Monday, March 10, 2014

Organized does not equal Neat

Contrary to popular belief, being organized does not mean you have to be neat.

Shocker?  I know.  A while back, I read a book entitled “Sorted! The ultimate guide to organizing your life – once and for all” by professional organizer Lissanne Oliver.  It’s full of how-to information, with tips on how to start, complete, and maintain the process of organizing all the physical stuff in our lives.  Even as a natural-born organizer, this book challenged me to rethink how I view organization.  In the introduction, the author asked "What does it mean to be organized?" and then "How do you define neat?" Her answers?  Neat is the visual appearance of order, whereas organization is how efficient the order actually is.  Simple, yet brilliant.

How often do we use neat and organized interchangeably, without realizing that those words are not synonymous?  Related, maybe, but not the same.

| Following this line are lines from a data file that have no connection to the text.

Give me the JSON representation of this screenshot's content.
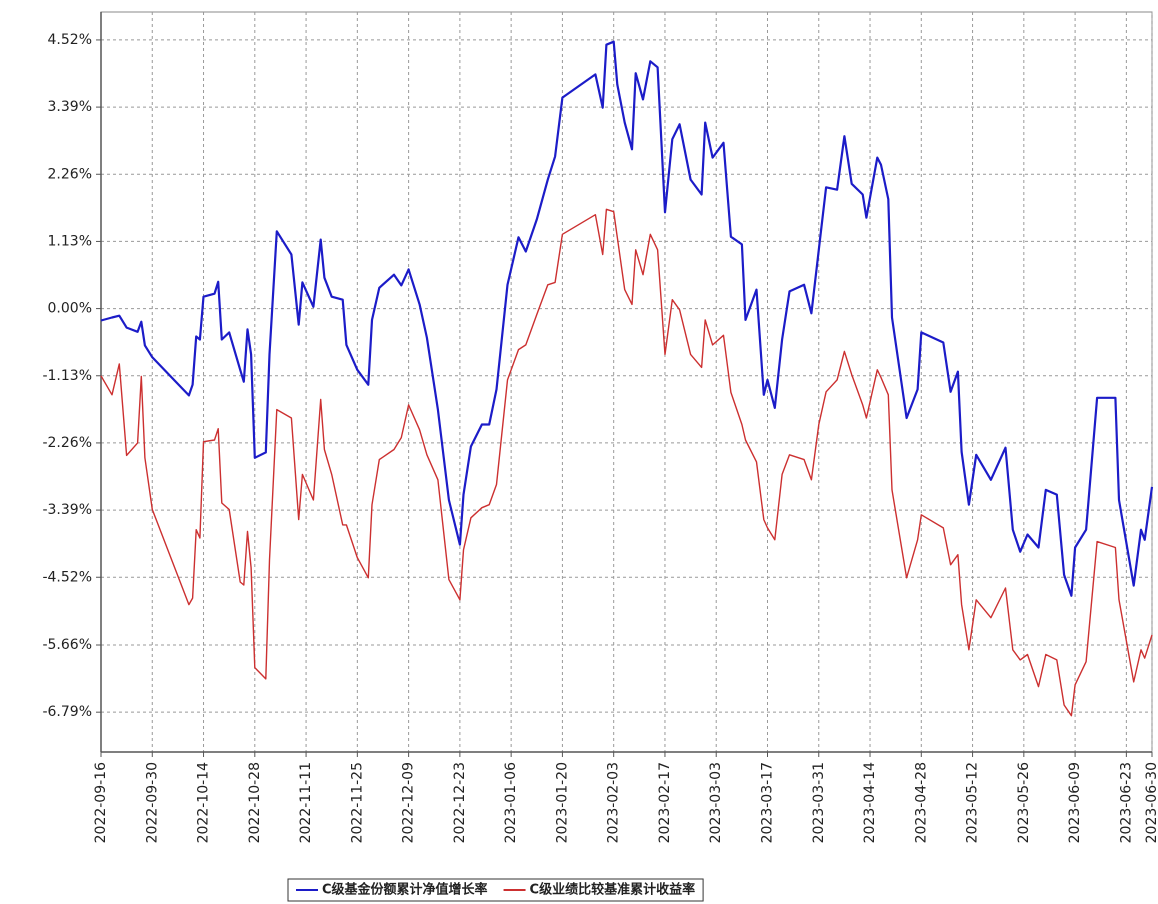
{
  "chart_data": {
    "type": "line",
    "x": [
      "2022-09-16",
      "2022-09-19",
      "2022-09-21",
      "2022-09-23",
      "2022-09-26",
      "2022-09-27",
      "2022-09-28",
      "2022-09-30",
      "2022-10-10",
      "2022-10-11",
      "2022-10-12",
      "2022-10-13",
      "2022-10-14",
      "2022-10-17",
      "2022-10-18",
      "2022-10-19",
      "2022-10-21",
      "2022-10-24",
      "2022-10-25",
      "2022-10-26",
      "2022-10-27",
      "2022-10-28",
      "2022-10-31",
      "2022-11-01",
      "2022-11-03",
      "2022-11-07",
      "2022-11-09",
      "2022-11-10",
      "2022-11-13",
      "2022-11-15",
      "2022-11-16",
      "2022-11-18",
      "2022-11-21",
      "2022-11-22",
      "2022-11-25",
      "2022-11-28",
      "2022-11-29",
      "2022-12-01",
      "2022-12-05",
      "2022-12-07",
      "2022-12-09",
      "2022-12-12",
      "2022-12-14",
      "2022-12-17",
      "2022-12-20",
      "2022-12-23",
      "2022-12-24",
      "2022-12-26",
      "2022-12-29",
      "2022-12-31",
      "2023-01-02",
      "2023-01-05",
      "2023-01-08",
      "2023-01-10",
      "2023-01-13",
      "2023-01-16",
      "2023-01-18",
      "2023-01-20",
      "2023-01-29",
      "2023-01-31",
      "2023-02-01",
      "2023-02-03",
      "2023-02-04",
      "2023-02-06",
      "2023-02-08",
      "2023-02-09",
      "2023-02-11",
      "2023-02-13",
      "2023-02-15",
      "2023-02-17",
      "2023-02-19",
      "2023-02-21",
      "2023-02-24",
      "2023-02-27",
      "2023-02-28",
      "2023-03-02",
      "2023-03-05",
      "2023-03-07",
      "2023-03-10",
      "2023-03-11",
      "2023-03-14",
      "2023-03-16",
      "2023-03-17",
      "2023-03-19",
      "2023-03-21",
      "2023-03-23",
      "2023-03-27",
      "2023-03-29",
      "2023-03-31",
      "2023-04-02",
      "2023-04-05",
      "2023-04-07",
      "2023-04-09",
      "2023-04-12",
      "2023-04-13",
      "2023-04-16",
      "2023-04-17",
      "2023-04-19",
      "2023-04-20",
      "2023-04-24",
      "2023-04-27",
      "2023-04-28",
      "2023-05-04",
      "2023-05-06",
      "2023-05-08",
      "2023-05-09",
      "2023-05-11",
      "2023-05-13",
      "2023-05-17",
      "2023-05-21",
      "2023-05-23",
      "2023-05-25",
      "2023-05-27",
      "2023-05-30",
      "2023-06-01",
      "2023-06-04",
      "2023-06-06",
      "2023-06-08",
      "2023-06-09",
      "2023-06-12",
      "2023-06-15",
      "2023-06-20",
      "2023-06-21",
      "2023-06-25",
      "2023-06-27",
      "2023-06-28",
      "2023-06-30"
    ],
    "series": [
      {
        "name": "C级基金份额累计净值增长率",
        "color": "#1c1cc8",
        "width": 2.2,
        "values": [
          -0.2,
          -0.15,
          -0.12,
          -0.32,
          -0.39,
          -0.22,
          -0.62,
          -0.82,
          -1.46,
          -1.28,
          -0.47,
          -0.52,
          0.2,
          0.25,
          0.45,
          -0.52,
          -0.4,
          -1.03,
          -1.23,
          -0.35,
          -0.77,
          -2.51,
          -2.42,
          -0.77,
          1.3,
          0.91,
          -0.27,
          0.44,
          0.03,
          1.16,
          0.52,
          0.2,
          0.15,
          -0.61,
          -1.03,
          -1.28,
          -0.19,
          0.35,
          0.57,
          0.39,
          0.66,
          0.07,
          -0.49,
          -1.7,
          -3.22,
          -3.97,
          -3.13,
          -2.32,
          -1.95,
          -1.95,
          -1.36,
          0.4,
          1.2,
          0.96,
          1.5,
          2.17,
          2.56,
          3.55,
          3.94,
          3.38,
          4.44,
          4.49,
          3.77,
          3.13,
          2.68,
          3.96,
          3.52,
          4.16,
          4.06,
          1.62,
          2.85,
          3.1,
          2.17,
          1.92,
          3.13,
          2.54,
          2.79,
          1.21,
          1.08,
          -0.19,
          0.32,
          -1.45,
          -1.2,
          -1.67,
          -0.52,
          0.29,
          0.4,
          -0.08,
          0.99,
          2.04,
          2.0,
          2.9,
          2.1,
          1.92,
          1.53,
          2.54,
          2.42,
          1.84,
          -0.15,
          -1.84,
          -1.36,
          -0.4,
          -0.57,
          -1.4,
          -1.06,
          -2.41,
          -3.3,
          -2.46,
          -2.88,
          -2.34,
          -3.72,
          -4.09,
          -3.8,
          -4.02,
          -3.05,
          -3.13,
          -4.48,
          -4.83,
          -4.02,
          -3.72,
          -1.5,
          -1.5,
          -3.22,
          -4.66,
          -3.72,
          -3.89,
          -3.0
        ]
      },
      {
        "name": "C级业绩比较基准累计收益率",
        "color": "#cc3030",
        "width": 1.4,
        "values": [
          -1.13,
          -1.45,
          -0.93,
          -2.47,
          -2.26,
          -1.14,
          -2.51,
          -3.38,
          -4.98,
          -4.87,
          -3.72,
          -3.86,
          -2.24,
          -2.21,
          -2.02,
          -3.27,
          -3.38,
          -4.6,
          -4.65,
          -3.75,
          -4.36,
          -6.04,
          -6.23,
          -4.23,
          -1.7,
          -1.84,
          -3.55,
          -2.79,
          -3.22,
          -1.53,
          -2.37,
          -2.79,
          -3.64,
          -3.64,
          -4.19,
          -4.53,
          -3.3,
          -2.54,
          -2.37,
          -2.17,
          -1.62,
          -2.04,
          -2.46,
          -2.88,
          -4.56,
          -4.9,
          -4.06,
          -3.52,
          -3.35,
          -3.3,
          -2.96,
          -1.2,
          -0.69,
          -0.61,
          -0.1,
          0.4,
          0.44,
          1.25,
          1.58,
          0.91,
          1.67,
          1.63,
          1.2,
          0.32,
          0.07,
          0.99,
          0.57,
          1.25,
          0.99,
          -0.77,
          0.15,
          -0.02,
          -0.77,
          -0.99,
          -0.19,
          -0.61,
          -0.45,
          -1.41,
          -1.95,
          -2.21,
          -2.58,
          -3.55,
          -3.69,
          -3.89,
          -2.79,
          -2.46,
          -2.54,
          -2.88,
          -1.95,
          -1.4,
          -1.2,
          -0.72,
          -1.11,
          -1.62,
          -1.84,
          -1.03,
          -1.16,
          -1.45,
          -3.05,
          -4.53,
          -3.89,
          -3.47,
          -3.69,
          -4.31,
          -4.14,
          -4.98,
          -5.74,
          -4.9,
          -5.2,
          -4.7,
          -5.74,
          -5.91,
          -5.82,
          -6.36,
          -5.82,
          -5.91,
          -6.67,
          -6.85,
          -6.33,
          -5.94,
          -3.92,
          -4.02,
          -4.9,
          -6.28,
          -5.74,
          -5.88,
          -5.49
        ]
      }
    ],
    "xlim": [
      "2022-09-16",
      "2023-06-30"
    ],
    "xticks": [
      "2022-09-16",
      "2022-09-30",
      "2022-10-14",
      "2022-10-28",
      "2022-11-11",
      "2022-11-25",
      "2022-12-09",
      "2022-12-23",
      "2023-01-06",
      "2023-01-20",
      "2023-02-03",
      "2023-02-17",
      "2023-03-03",
      "2023-03-17",
      "2023-03-31",
      "2023-04-14",
      "2023-04-28",
      "2023-05-12",
      "2023-05-26",
      "2023-06-09",
      "2023-06-23",
      "2023-06-30"
    ],
    "ylim": [
      -7.46,
      4.99
    ],
    "yticks": [
      {
        "value": 4.52,
        "label": "4.52%"
      },
      {
        "value": 3.39,
        "label": "3.39%"
      },
      {
        "value": 2.26,
        "label": "2.26%"
      },
      {
        "value": 1.13,
        "label": "1.13%"
      },
      {
        "value": 0,
        "label": "0.00%"
      },
      {
        "value": -1.13,
        "label": "-1.13%"
      },
      {
        "value": -2.26,
        "label": "-2.26%"
      },
      {
        "value": -3.39,
        "label": "-3.39%"
      },
      {
        "value": -4.52,
        "label": "-4.52%"
      },
      {
        "value": -5.66,
        "label": "-5.66%"
      },
      {
        "value": -6.79,
        "label": "-6.79%"
      }
    ],
    "grid": true,
    "legend": "bottom"
  }
}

Think about it, if you have some guests coming over and you haven't had time to prepare, you might stuff things in places that they do not belong - in random drawers, under the bed, in a closet. Sure, your place looks NEAT, but it is FAR from organized. Later on, you might find it difficult to find the mate to a shoe or that book you want to read. Even worse, that mess stays hidden and one day rears its ugly head, especially when it comes time to move.  On the other hand, as some artists and left-brain creative folks may claim, you can have organized chaos - an efficient system for someone that may not appear to be organized and is definitely not neat, but works well for that specific person.  Think of the piles of papers on a scientist’s desk or maybe a spread of paint in an artist’s studio.

While reading through the book, I re-evaluated my spaces first and foremost with an eye on efficiency.  When looking at a system or space, my list of questions followed in this logic: 

1)      EFFICIENCY:  How easy is it to get to what I need?  Can I/we maintain this system with minimal/comfortable effort
2)      QUALITY:  Will the setup withstand its designated use?  Is it worth investing into higher quality materials?

After the first two questions have been addressed could I tackle the final category:

3)      NEATNESS and AESTHETICS:  Is it neat? Is it pretty enough or fit into the décor?  (Granted, a little bit of aesthetics can come in with the 'quality' question.)

The best part?  YOU get to define "easy," "effort," and "enough" for whatever it is you are organizing.  Take the time to find efficiency first, and, if you choose, follow up with neatness.  Once things work more smoothly for you, the easier it will be to maintain and by extension, stay neat, if that’s your goal.  

Hopefully, this concept gives you permission to be more organized without the pressure of being neat.  In the future, I want to share with you how I used this approach in some disorganized areas of my home - so stay tuned!

Do you have any tips on how you found more efficiency in your life?